The output says No infrastructure changes. Your alert-managed-by-tf alert can now be managed by using the ibm_logs_alert_definition resource.

Importing and converting your alert to an `ibm_logs_alert_definition` resource in IBM Cloud Schematics

Use these steps to import and convert an existing alert that is managed by Terraform in Schematics.

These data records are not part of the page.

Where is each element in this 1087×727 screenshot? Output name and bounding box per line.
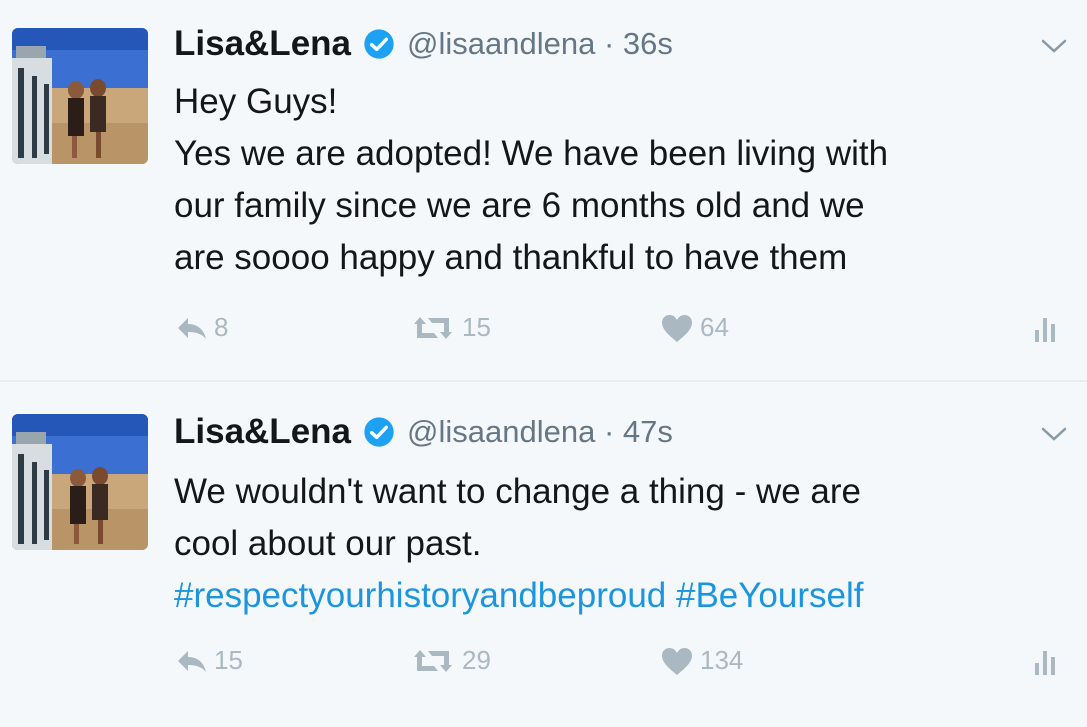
- reply-count: 15: [214, 645, 243, 675]
- handle[interactable]: @lisaandlena: [407, 26, 595, 61]
- analytics-icon: [1035, 651, 1055, 675]
- retweet-icon: [414, 649, 452, 672]
- tweet-actions: 15 29 134: [0, 645, 1087, 685]
- tweet[interactable]: Lisa&Lena @lisaandlena · 47s We wouldn't…: [0, 382, 1087, 727]
- avatar[interactable]: [12, 28, 148, 164]
- analytics-button[interactable]: [1033, 312, 1067, 344]
- reply-icon: [178, 650, 206, 672]
- like-button[interactable]: 64: [660, 312, 729, 343]
- tweet[interactable]: Lisa&Lena @lisaandlena · 36s Hey Guys! Y…: [0, 0, 1087, 382]
- retweet-icon: [414, 316, 452, 339]
- tweet-feed: Lisa&Lena @lisaandlena · 36s Hey Guys! Y…: [0, 0, 1087, 727]
- like-button[interactable]: 134: [660, 645, 743, 676]
- tweet-actions: 8 15 64: [0, 312, 1087, 352]
- retweet-count: 15: [462, 312, 491, 342]
- analytics-icon: [1035, 318, 1055, 342]
- tweet-header: Lisa&Lena @lisaandlena · 47s: [174, 412, 673, 452]
- tweet-header: Lisa&Lena @lisaandlena · 36s: [174, 24, 673, 64]
- heart-icon: [662, 314, 692, 342]
- timestamp[interactable]: 47s: [623, 414, 673, 449]
- tweet-text-line: cool about our past.: [174, 524, 482, 563]
- verified-badge-icon: [364, 29, 394, 59]
- hashtag-link[interactable]: #respectyourhistoryandbeproud: [174, 576, 666, 615]
- meta-separator: ·: [603, 414, 615, 449]
- tweet-text-line: Yes we are adopted! We have been living …: [174, 134, 889, 173]
- reply-count: 8: [214, 312, 229, 342]
- like-count: 134: [700, 645, 744, 675]
- hashtag-line: #respectyourhistoryandbeproud #BeYoursel…: [174, 570, 1064, 622]
- retweet-button[interactable]: 29: [410, 645, 491, 676]
- tweet-text: We wouldn't want to change a thing - we …: [174, 466, 1064, 622]
- chevron-down-icon[interactable]: [1039, 36, 1069, 56]
- verified-badge-icon: [364, 417, 394, 447]
- tweet-text-line: are soooo happy and thankful to have the…: [174, 238, 848, 277]
- meta-separator: ·: [603, 26, 615, 61]
- handle[interactable]: @lisaandlena: [407, 414, 595, 449]
- reply-button[interactable]: 8: [176, 312, 228, 343]
- like-count: 64: [700, 312, 729, 342]
- analytics-button[interactable]: [1033, 645, 1067, 677]
- tweet-text-line: Hey Guys!: [174, 82, 338, 121]
- retweet-button[interactable]: 15: [410, 312, 491, 343]
- display-name[interactable]: Lisa&Lena: [174, 412, 351, 452]
- chevron-down-icon[interactable]: [1039, 424, 1069, 444]
- hashtag-link[interactable]: #BeYourself: [676, 576, 863, 615]
- tweet-text-line: our family since we are 6 months old and…: [174, 186, 865, 225]
- reply-icon: [178, 317, 206, 339]
- tweet-text-line: We wouldn't want to change a thing - we …: [174, 472, 861, 511]
- tweet-text: Hey Guys! Yes we are adopted! We have be…: [174, 76, 1064, 284]
- reply-button[interactable]: 15: [176, 645, 243, 676]
- timestamp[interactable]: 36s: [623, 26, 673, 61]
- heart-icon: [662, 647, 692, 675]
- retweet-count: 29: [462, 645, 491, 675]
- display-name[interactable]: Lisa&Lena: [174, 24, 351, 64]
- avatar[interactable]: [12, 414, 148, 550]
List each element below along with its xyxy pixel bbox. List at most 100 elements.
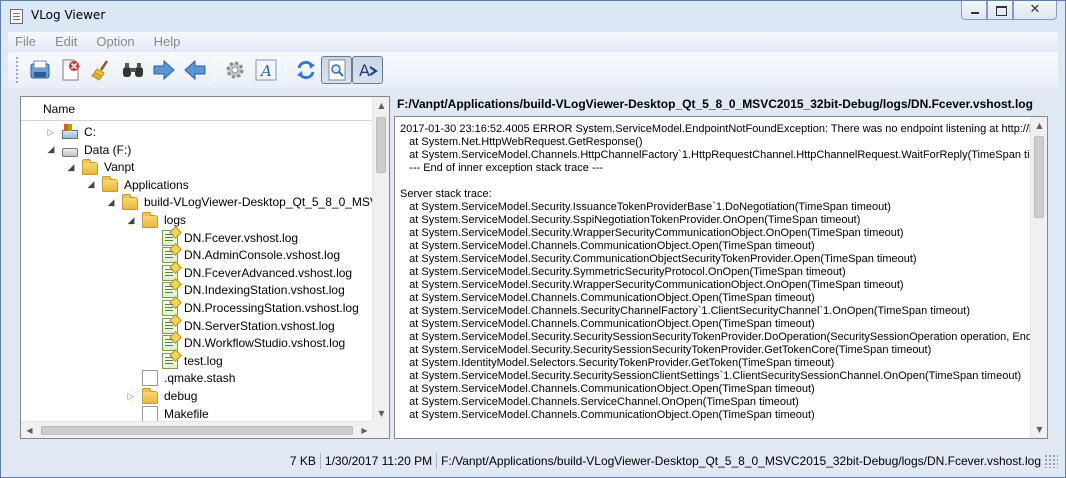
log-line: --- End of inner exception stack trace -… [400, 162, 603, 174]
log-line: at System.ServiceModel.Security.Communic… [400, 253, 917, 265]
resize-grip-icon[interactable] [1044, 454, 1058, 468]
next-arrow-icon [153, 59, 175, 81]
tree-item-label: DN.ProcessingStation.vshost.log [184, 301, 359, 315]
file-tree[interactable]: Name ▷ C: ◢ Data (F:) ◢ Vanpt ◢ Applications ◢ bu… [20, 96, 390, 439]
tree-vertical-scrollbar[interactable]: ▲ ▼ [372, 97, 389, 422]
tree-item[interactable]: DN.ProcessingStation.vshost.log [145, 299, 359, 317]
menu-edit[interactable]: Edit [55, 34, 77, 49]
settings-button[interactable] [219, 56, 250, 84]
tree-item-label: DN.ServerStation.vshost.log [184, 318, 335, 333]
scroll-right-arrow-icon[interactable]: ▶ [356, 422, 373, 438]
tree-item[interactable]: ◢ build-VLogViewer-Desktop_Qt_5_8_0_MSVC2… [105, 193, 373, 211]
log-line: at System.ServiceModel.Security.WrapperS… [400, 279, 904, 291]
log-line: Server stack trace: [400, 188, 492, 200]
log-viewer[interactable]: 2017-01-30 23:16:52.4005 ERROR System.Se… [394, 116, 1048, 439]
menu-help[interactable]: Help [154, 34, 181, 49]
log-line: 2017-01-30 23:16:52.4005 ERROR System.Se… [400, 123, 1032, 135]
expanded-arrow-icon[interactable]: ◢ [65, 161, 77, 173]
tree-item-label: .qmake.stash [164, 371, 236, 386]
menu-option[interactable]: Option [96, 34, 134, 49]
save-icon [30, 60, 49, 79]
log-line: at System.ServiceModel.Channels.Communic… [400, 240, 815, 252]
drive-icon [62, 147, 78, 157]
status-separator [436, 453, 438, 469]
scroll-down-arrow-icon[interactable]: ▼ [373, 405, 389, 422]
expanded-arrow-icon[interactable]: ◢ [45, 144, 57, 156]
font-button[interactable]: A [250, 56, 281, 84]
collapsed-arrow-icon[interactable]: ▷ [125, 390, 137, 402]
tree-item[interactable]: Makefile [125, 405, 209, 422]
tree-item[interactable]: .qmake.stash [125, 369, 235, 387]
close-file-button[interactable] [55, 56, 86, 84]
log-line: at System.ServiceModel.Security.Security… [400, 331, 1032, 343]
tree-item[interactable]: ▷ C: [45, 123, 96, 141]
tree-rows: ▷ C: ◢ Data (F:) ◢ Vanpt ◢ Applications ◢ build-V… [21, 122, 373, 422]
tree-hscroll-thumb[interactable] [41, 426, 353, 435]
minimize-button[interactable] [961, 1, 987, 20]
title-bar[interactable]: VLog Viewer ✕ [1, 1, 1065, 32]
maximize-button[interactable] [987, 1, 1013, 20]
tree-horizontal-scrollbar[interactable]: ◀ ▶ [21, 421, 373, 438]
file-icon [142, 405, 158, 422]
tree-item-label: DN.Fcever.vshost.log [184, 230, 299, 245]
tree-scroll-thumb[interactable] [376, 117, 386, 173]
tree-item[interactable]: ◢ Data (F:) [45, 141, 131, 159]
log-scroll-thumb[interactable] [1034, 136, 1044, 218]
expanded-arrow-icon[interactable]: ◢ [125, 214, 137, 226]
save-button[interactable] [24, 56, 55, 84]
find-binoculars-icon [122, 63, 143, 77]
auto-font-button[interactable]: A [352, 56, 383, 84]
svg-text:A: A [259, 62, 272, 80]
zoom-page-button[interactable] [321, 56, 352, 84]
tree-item-label: debug [164, 389, 198, 403]
tree-item-label: Applications [124, 177, 189, 192]
close-button[interactable]: ✕ [1013, 1, 1057, 20]
clear-button[interactable] [86, 56, 117, 84]
find-button[interactable] [117, 56, 148, 84]
refresh-icon [296, 60, 315, 80]
refresh-button[interactable] [290, 56, 321, 84]
zoom-page-icon [328, 59, 345, 81]
tree-item[interactable]: DN.Fcever.vshost.log [145, 229, 298, 247]
scroll-left-arrow-icon[interactable]: ◀ [21, 422, 38, 438]
tree-item[interactable]: ◢ logs [125, 211, 186, 229]
toolbar-grip[interactable] [16, 57, 20, 83]
menu-bar: File Edit Option Help [8, 32, 1058, 51]
log-line: at System.ServiceModel.Channels.Communic… [400, 383, 815, 395]
log-line: at System.ServiceModel.Channels.ServiceC… [400, 396, 799, 408]
main-window: VLog Viewer ✕ File Edit Option Help A A … [0, 0, 1066, 478]
next-button[interactable] [148, 56, 179, 84]
scroll-up-arrow-icon[interactable]: ▲ [373, 97, 389, 114]
tree-item[interactable]: ▷ debug [125, 387, 197, 405]
status-file-path: F:/Vanpt/Applications/build-VLogViewer-D… [441, 454, 1041, 468]
tree-header-name: Name [43, 102, 76, 116]
menu-file[interactable]: File [15, 34, 36, 49]
scroll-down-arrow-icon[interactable]: ▼ [1031, 421, 1047, 438]
expanded-arrow-icon[interactable]: ◢ [105, 196, 117, 208]
tree-item[interactable]: test.log [145, 352, 223, 370]
collapsed-arrow-icon[interactable]: ▷ [45, 126, 57, 138]
log-line: at System.ServiceModel.Channels.Communic… [400, 409, 815, 421]
tree-item-label: Data (F:) [84, 142, 132, 157]
system-drive-icon [62, 124, 78, 139]
log-file-icon [162, 352, 178, 369]
scroll-up-arrow-icon[interactable]: ▲ [1031, 117, 1047, 134]
auto-font-icon: A [359, 61, 378, 80]
tree-item-label: build-VLogViewer-Desktop_Qt_5_8_0_MSVC20… [144, 195, 373, 210]
close-file-icon [62, 59, 79, 81]
tree-header[interactable]: Name [21, 97, 373, 121]
tree-item-label: test.log [184, 353, 223, 368]
log-content[interactable]: 2017-01-30 23:16:52.4005 ERROR System.Se… [400, 123, 1032, 422]
tree-item[interactable]: ◢ Applications [85, 176, 189, 194]
log-vertical-scrollbar[interactable]: ▲ ▼ [1030, 117, 1047, 438]
tree-item[interactable]: ◢ Vanpt [65, 158, 134, 176]
expanded-arrow-icon[interactable]: ◢ [85, 179, 97, 191]
log-line: at System.ServiceModel.Channels.Communic… [400, 292, 815, 304]
previous-button[interactable] [179, 56, 210, 84]
scroll-corner [372, 421, 389, 438]
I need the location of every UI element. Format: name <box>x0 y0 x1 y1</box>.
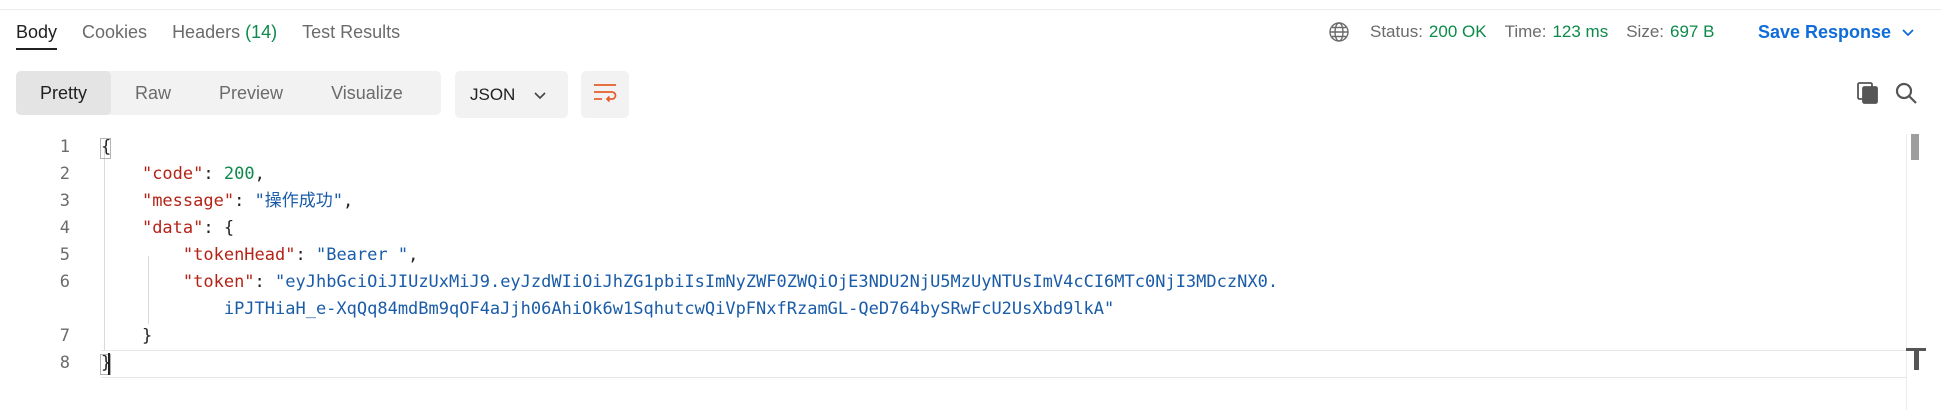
size-label: Size: <box>1626 22 1664 41</box>
json-string: "Bearer " <box>315 245 409 265</box>
time-value[interactable]: 123 ms <box>1552 22 1608 42</box>
globe-icon[interactable] <box>1328 21 1350 43</box>
response-tabs: Body Cookies Headers (14) Test Results <box>16 20 425 50</box>
text-cursor <box>108 353 110 375</box>
tab-headers-label: Headers <box>172 22 241 42</box>
code-line: 7 } <box>0 323 1941 350</box>
scrollbar-cursor-marker <box>1914 348 1919 370</box>
status-value[interactable]: 200 OK <box>1429 22 1487 42</box>
tab-cookies[interactable]: Cookies <box>82 20 147 50</box>
code-line: 5 "tokenHead": "Bearer ", <box>0 242 1941 269</box>
save-response-button[interactable]: Save Response <box>1758 20 1915 44</box>
json-number: 200 <box>223 164 255 184</box>
json-string: "eyJhbGciOiJIUzUxMiJ9.eyJzdWIiOiJhZG1pbi… <box>275 272 1279 292</box>
json-brace: { <box>223 218 235 238</box>
status-label: Status: <box>1370 22 1423 41</box>
tab-body[interactable]: Body <box>16 20 58 50</box>
format-dropdown[interactable]: JSON <box>455 71 568 118</box>
code-text: "tokenHead": "Bearer ", <box>182 245 419 265</box>
json-key: "message" <box>141 191 235 211</box>
tab-test-results[interactable]: Test Results <box>302 20 400 50</box>
wrap-lines-icon <box>592 81 618 108</box>
line-number: 4 <box>59 218 70 238</box>
json-string: "操作成功" <box>254 191 344 211</box>
json-brace: { <box>101 137 112 157</box>
headers-count-badge: (14) <box>245 22 278 42</box>
save-response-label: Save Response <box>1758 21 1892 42</box>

For this example, an alert that is named alert-managed-by-tf is converted.

Edit your main.tf file.

resource "ibm_logs_alert" "alert_managed_by_tf" {
  instance_id = "d58f8c45-f781-4aca-b18d-71ad17825867"
  region      = "eu-es"
  name        = "alert-managed-by-tf"
  is_active   = true
  severity    = "info_or_unspecified"
  description = "alert managed by tf"

  notification_groups {
    notifications {
      retriggering_period_seconds = 3600
      notify_on                   = "triggered_and_resolved"
      integration_id              = "27"
    }
  }
  incident_settings {
    retriggering_period_seconds  = 3600
    notify_on                    = "triggered_and_resolved"
    use_as_notification_settings = false
  }

  condition {
    less_than {
      parameters {
        threshold          = 1
        timeframe          = "timeframe_1_h"
        relative_timeframe = "hour_or_unspecified"
        cardinality_fields = []
      }
    }
  }
  filters {
    filter_type = "text_or_unspecified"
    text        = "action:tf"
    severities  = ["info"]
  }
}

Add the new resource block to your main.tf file and push the file to your GitHub repo.

resource "ibm_logs_alert_definition" "alert_managed_by_tf" {
    instance_id = "d58f8c45-f781-4aca-b18d-71ad17825867"
    region      = "eu-es"
}

Log in to the Schematics CLI.
Run the Schematics workspace update command to pull latest code into your workspace.

Run the Schematics workspace import command with the <constructed_alert_ID> for the alert to import your resource:

ibmcloud schematics workspace get --id <schematics workspace id> --address ibm_logs_alert_definition.alert_managed_by_tf --resourceID <constructed_alert_ID>

Run the Schematics workspace state show command:

ibmcloud schematics workspace state show --id <schematics workspace id>  --address ibm_logs_alert_definition.alert_managed_by_tf`

Copy the necessary content from Schematics workspace state show command output to your ibm_logs_alert_definition resource block.